楽団名がそのまま表しているように、日伊の国交樹立150年を記念する祝賀コンサートなので、両国の外務省・大使館も挙げてのお祭り行事だったのだろう。3月の平日の東京と言うことで当初から行くのは諦めていたので、こうしてTVでコンサートの模様を放送してくれたのは有難かった。放送の夜は所用で留守にしていたので、録画が完全に出来ているかどうかがとにかく気がかりだった。何しろ、直前の熊本の大地震から続く規模の大きな余震のために、予約していたヴィム・ヴェンダースの「パリ・テキサス」は完全に途中で断絶していたし、この夜も一晩無事余震がないとは予想はできなかったので、帰ってまずは早送りで途中、地震関連の速報テロップやニュースが全く入らずに予定通り最後まで放送されたのを確認できた時は奇跡だと思った。地震の被害に遭われた方には、いまも余震の影響で自宅に帰れずに避難所や車中での生活を余儀なくされている方も大勢おられるとのこと。このようなブログを目にされるような機会はありえないとは思うが、この場を借りてこころからお見舞いを申し上げたいと思います。
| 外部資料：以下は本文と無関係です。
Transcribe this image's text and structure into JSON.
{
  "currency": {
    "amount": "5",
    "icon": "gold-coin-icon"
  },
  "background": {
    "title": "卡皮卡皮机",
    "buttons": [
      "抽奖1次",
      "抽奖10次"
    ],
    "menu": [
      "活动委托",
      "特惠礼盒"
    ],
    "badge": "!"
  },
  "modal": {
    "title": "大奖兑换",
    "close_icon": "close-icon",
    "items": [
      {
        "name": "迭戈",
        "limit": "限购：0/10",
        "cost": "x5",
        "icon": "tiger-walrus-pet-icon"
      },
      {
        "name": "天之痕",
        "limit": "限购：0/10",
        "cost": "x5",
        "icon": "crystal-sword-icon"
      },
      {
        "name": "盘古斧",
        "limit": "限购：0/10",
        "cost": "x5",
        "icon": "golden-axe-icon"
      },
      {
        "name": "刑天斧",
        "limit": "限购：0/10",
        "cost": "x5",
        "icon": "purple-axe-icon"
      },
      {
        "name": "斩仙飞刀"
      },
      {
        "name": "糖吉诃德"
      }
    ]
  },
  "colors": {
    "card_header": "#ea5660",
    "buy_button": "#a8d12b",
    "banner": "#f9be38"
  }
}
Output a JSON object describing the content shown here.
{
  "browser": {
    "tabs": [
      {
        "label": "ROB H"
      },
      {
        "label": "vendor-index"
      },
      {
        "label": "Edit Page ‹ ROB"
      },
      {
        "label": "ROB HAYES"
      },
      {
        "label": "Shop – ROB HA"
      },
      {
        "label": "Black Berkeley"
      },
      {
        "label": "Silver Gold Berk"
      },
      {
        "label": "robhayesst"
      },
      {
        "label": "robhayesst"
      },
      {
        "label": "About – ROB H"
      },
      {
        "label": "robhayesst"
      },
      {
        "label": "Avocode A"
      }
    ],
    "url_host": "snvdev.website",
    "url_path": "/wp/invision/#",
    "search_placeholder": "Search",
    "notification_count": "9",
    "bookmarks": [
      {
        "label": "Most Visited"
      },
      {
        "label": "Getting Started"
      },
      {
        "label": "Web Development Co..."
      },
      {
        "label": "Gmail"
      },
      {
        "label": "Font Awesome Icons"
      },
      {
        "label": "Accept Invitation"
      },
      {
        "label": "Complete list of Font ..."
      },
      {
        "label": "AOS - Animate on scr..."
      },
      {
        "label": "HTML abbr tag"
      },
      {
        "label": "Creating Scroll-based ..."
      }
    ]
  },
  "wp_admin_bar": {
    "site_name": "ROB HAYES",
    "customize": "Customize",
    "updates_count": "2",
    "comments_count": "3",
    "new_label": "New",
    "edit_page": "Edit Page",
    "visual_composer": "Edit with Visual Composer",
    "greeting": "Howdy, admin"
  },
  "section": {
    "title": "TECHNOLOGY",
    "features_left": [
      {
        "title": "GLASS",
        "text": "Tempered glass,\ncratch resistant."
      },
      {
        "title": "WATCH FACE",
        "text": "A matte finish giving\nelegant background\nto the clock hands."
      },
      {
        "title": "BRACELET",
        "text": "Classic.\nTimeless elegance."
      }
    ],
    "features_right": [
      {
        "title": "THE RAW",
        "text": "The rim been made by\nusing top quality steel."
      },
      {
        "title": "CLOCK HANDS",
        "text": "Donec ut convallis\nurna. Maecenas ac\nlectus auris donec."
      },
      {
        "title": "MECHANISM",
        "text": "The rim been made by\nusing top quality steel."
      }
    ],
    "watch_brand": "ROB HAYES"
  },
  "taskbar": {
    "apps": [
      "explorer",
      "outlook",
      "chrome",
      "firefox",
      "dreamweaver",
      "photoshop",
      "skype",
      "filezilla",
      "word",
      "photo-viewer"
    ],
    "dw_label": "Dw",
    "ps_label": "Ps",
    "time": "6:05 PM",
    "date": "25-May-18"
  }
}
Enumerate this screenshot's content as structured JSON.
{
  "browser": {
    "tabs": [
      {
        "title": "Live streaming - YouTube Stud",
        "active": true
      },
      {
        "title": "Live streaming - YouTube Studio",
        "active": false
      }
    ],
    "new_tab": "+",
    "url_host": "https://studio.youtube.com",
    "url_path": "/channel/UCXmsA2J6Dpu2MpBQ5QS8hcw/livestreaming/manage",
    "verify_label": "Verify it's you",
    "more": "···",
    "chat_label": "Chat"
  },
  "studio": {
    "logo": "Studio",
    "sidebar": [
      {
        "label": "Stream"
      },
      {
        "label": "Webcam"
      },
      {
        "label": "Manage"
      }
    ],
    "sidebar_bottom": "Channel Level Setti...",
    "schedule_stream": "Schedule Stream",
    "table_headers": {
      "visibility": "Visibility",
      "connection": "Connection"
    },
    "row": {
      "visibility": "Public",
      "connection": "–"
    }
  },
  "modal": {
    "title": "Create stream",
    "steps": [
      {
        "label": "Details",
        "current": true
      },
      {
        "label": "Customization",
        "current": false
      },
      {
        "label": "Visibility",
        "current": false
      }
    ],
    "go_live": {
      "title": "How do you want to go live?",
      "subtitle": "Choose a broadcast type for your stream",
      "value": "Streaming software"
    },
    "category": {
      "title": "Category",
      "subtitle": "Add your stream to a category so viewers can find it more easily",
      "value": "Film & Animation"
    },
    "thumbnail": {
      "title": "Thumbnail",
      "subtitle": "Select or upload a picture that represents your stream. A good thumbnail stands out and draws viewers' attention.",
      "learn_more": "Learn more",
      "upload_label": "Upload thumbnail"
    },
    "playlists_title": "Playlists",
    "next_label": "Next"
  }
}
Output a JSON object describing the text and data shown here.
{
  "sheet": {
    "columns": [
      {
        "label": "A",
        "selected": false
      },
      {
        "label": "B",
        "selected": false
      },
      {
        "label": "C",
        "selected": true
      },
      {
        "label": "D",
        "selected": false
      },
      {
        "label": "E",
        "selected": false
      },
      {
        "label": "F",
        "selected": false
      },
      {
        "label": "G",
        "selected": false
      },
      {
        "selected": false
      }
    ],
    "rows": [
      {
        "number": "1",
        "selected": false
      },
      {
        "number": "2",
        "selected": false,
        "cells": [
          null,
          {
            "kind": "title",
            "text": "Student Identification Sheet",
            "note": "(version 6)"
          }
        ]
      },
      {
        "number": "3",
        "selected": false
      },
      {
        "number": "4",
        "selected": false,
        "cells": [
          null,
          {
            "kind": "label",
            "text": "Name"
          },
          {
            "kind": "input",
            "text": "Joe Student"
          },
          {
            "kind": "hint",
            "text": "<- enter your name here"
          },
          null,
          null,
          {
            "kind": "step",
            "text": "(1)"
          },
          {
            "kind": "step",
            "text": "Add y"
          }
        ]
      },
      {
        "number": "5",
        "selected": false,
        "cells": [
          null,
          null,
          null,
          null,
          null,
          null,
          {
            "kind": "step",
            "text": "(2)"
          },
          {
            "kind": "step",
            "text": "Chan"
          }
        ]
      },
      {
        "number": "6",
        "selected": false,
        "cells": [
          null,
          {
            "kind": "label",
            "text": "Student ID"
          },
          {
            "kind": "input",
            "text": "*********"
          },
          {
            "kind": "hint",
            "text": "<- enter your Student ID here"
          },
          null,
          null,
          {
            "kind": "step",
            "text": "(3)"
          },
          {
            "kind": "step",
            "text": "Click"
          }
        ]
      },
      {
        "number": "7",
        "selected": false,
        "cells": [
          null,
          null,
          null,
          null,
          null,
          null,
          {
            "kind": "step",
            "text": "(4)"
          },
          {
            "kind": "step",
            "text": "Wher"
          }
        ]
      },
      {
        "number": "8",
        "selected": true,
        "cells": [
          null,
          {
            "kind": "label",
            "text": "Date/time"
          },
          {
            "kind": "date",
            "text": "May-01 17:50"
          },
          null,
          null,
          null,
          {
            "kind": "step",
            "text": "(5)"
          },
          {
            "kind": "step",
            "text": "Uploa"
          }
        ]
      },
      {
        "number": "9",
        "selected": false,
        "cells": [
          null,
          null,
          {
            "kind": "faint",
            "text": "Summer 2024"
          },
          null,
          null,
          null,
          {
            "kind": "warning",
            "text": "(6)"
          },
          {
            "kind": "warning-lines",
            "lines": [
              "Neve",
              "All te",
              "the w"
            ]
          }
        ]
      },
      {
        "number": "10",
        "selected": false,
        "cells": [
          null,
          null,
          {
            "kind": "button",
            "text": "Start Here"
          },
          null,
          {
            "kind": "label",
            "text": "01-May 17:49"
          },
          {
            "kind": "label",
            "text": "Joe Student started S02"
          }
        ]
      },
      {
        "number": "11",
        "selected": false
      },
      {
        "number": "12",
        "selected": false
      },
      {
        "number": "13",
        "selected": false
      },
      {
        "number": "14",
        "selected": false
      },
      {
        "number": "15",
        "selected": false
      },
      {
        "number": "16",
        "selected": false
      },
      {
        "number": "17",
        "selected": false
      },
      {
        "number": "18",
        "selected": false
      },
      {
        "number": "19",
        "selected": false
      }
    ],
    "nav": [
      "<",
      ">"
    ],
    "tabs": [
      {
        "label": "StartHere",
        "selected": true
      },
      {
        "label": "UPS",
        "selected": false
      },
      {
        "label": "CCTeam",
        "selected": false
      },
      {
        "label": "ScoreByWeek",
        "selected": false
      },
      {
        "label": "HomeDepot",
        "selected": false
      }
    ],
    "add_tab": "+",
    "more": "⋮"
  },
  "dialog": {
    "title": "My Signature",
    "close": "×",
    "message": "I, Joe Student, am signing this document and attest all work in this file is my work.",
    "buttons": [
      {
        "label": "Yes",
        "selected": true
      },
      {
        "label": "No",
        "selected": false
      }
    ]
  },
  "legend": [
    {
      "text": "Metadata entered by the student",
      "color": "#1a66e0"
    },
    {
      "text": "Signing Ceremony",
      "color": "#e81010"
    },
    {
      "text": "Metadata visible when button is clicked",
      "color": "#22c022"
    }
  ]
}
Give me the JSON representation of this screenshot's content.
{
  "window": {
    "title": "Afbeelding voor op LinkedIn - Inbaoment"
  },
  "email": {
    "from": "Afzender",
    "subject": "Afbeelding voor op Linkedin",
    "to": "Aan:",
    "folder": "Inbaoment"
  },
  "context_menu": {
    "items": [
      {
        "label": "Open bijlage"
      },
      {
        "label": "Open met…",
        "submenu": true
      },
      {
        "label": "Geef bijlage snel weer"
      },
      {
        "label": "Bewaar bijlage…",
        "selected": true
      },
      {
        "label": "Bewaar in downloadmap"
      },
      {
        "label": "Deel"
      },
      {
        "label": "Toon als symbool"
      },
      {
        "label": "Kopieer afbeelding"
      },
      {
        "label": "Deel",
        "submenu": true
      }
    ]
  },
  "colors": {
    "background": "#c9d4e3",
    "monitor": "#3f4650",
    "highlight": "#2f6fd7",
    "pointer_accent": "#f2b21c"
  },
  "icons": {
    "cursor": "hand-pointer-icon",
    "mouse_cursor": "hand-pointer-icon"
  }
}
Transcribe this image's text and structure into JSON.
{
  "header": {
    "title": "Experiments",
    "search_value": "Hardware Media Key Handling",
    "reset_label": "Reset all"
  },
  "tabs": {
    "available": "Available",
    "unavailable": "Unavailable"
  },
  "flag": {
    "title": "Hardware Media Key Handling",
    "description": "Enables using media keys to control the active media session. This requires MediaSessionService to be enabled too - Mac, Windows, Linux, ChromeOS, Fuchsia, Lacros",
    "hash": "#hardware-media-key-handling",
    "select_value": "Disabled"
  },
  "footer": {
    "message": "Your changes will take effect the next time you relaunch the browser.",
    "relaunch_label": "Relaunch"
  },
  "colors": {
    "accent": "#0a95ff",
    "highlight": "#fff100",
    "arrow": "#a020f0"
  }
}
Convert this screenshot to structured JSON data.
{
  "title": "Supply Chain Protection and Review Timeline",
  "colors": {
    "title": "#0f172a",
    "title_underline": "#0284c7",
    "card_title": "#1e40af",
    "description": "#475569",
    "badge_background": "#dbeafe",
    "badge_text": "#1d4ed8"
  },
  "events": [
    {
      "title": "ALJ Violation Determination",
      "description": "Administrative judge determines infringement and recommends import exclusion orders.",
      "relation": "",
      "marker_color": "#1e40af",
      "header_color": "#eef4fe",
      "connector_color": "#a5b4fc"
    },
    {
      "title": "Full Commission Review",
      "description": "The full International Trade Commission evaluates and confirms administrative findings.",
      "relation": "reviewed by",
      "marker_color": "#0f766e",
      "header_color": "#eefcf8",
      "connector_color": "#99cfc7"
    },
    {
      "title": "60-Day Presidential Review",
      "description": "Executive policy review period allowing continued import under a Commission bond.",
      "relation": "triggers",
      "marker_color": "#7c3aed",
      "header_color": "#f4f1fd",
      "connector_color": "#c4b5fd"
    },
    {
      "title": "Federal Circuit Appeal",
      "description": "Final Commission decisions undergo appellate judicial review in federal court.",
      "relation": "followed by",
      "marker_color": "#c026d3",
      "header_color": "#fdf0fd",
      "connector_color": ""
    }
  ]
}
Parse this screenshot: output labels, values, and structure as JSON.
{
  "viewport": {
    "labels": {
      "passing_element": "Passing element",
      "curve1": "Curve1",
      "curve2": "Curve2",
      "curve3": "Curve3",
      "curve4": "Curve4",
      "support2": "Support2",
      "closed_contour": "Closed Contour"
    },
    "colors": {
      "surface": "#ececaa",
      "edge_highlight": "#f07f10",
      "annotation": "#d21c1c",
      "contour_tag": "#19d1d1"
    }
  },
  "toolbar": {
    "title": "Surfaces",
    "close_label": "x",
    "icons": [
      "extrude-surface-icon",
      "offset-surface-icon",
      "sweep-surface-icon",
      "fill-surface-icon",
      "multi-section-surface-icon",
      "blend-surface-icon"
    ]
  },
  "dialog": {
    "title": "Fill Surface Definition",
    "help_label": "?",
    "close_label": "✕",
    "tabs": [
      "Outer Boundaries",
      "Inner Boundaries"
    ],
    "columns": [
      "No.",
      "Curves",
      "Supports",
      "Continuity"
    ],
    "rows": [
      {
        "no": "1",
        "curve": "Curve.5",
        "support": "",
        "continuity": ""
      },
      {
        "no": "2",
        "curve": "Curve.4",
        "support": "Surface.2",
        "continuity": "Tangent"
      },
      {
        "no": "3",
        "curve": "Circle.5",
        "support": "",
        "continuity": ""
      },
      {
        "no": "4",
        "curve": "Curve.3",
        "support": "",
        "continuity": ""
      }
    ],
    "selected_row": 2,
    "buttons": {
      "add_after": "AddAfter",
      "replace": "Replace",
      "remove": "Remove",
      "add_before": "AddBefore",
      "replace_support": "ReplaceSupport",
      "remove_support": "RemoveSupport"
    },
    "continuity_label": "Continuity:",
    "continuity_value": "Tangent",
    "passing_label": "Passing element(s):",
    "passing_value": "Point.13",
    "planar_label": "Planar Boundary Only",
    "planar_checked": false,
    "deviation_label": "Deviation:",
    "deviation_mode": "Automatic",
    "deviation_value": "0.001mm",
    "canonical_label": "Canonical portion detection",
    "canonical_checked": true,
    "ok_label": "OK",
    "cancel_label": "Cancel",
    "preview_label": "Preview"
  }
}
さて、大画面の精細な映像と迫力のある音声で聴く東京文化会館でのムーティの直近のコンサート。それもヴェルディからの選りすぐりと、アリゴ・ボーイトの「メフィストフェーレ」から第一部プロローグと言う、まことに強力で文字通りガラにふさわしい願ってもない内容のプログラム。当日この演奏を実演で聴かれた限られた千数百名の聴衆のかたはまことに幸運である。なにせムーティの指揮で「メフィストフェーレ」だ。たとえ演奏会形式でのプロローグのみでも、こんな圧倒的な音楽をナマで聴ける機会と言うのは、頻繁に音楽会通いをされている方でも、そう多くはないだろう。個人的な記憶で言うと、20年ほど前にウィーンを訪れた時、その際はW.マイヤー様のオルトルートとJ.ボータのタイトルロールで「ローエングリン」(シモーネ・ヤング指揮)を観たのだが、別の日にムーティ指揮でサミュエル・レミーの「メフィストフェーレ」をやっていて、残念ながらその日は同行の知人とグリンツィングで一杯やれる時間がその晩しかなく、悪魔との遊びよりも人間関係とホイリゲを優先してしまったのである… おまけに当日のお昼にオペラ座の前を歩いていたら、「お兄さん、今夜のメフィストのチケット買ってくれない?」とジェントルマンに声まで掛けられて… ここまでムーティとレミーの「メフィスト」の近くまで接近しながら、その機会を自らボツってしまった一生の不覚は永遠に癒されることはないのである。ただ、ホイリゲから帰った時間がちょうどオペラの終演の頃で、もしかしたらオペラ座の出口で悪魔様を見るだけでも出来るかも知れないと思い訪れてみると、ちょうど運よく出演者がサインをしているところだった。むかしからサインよりか生写真のほうが好みだったので、運よく二枚の写真を撮ることができたのがこれ。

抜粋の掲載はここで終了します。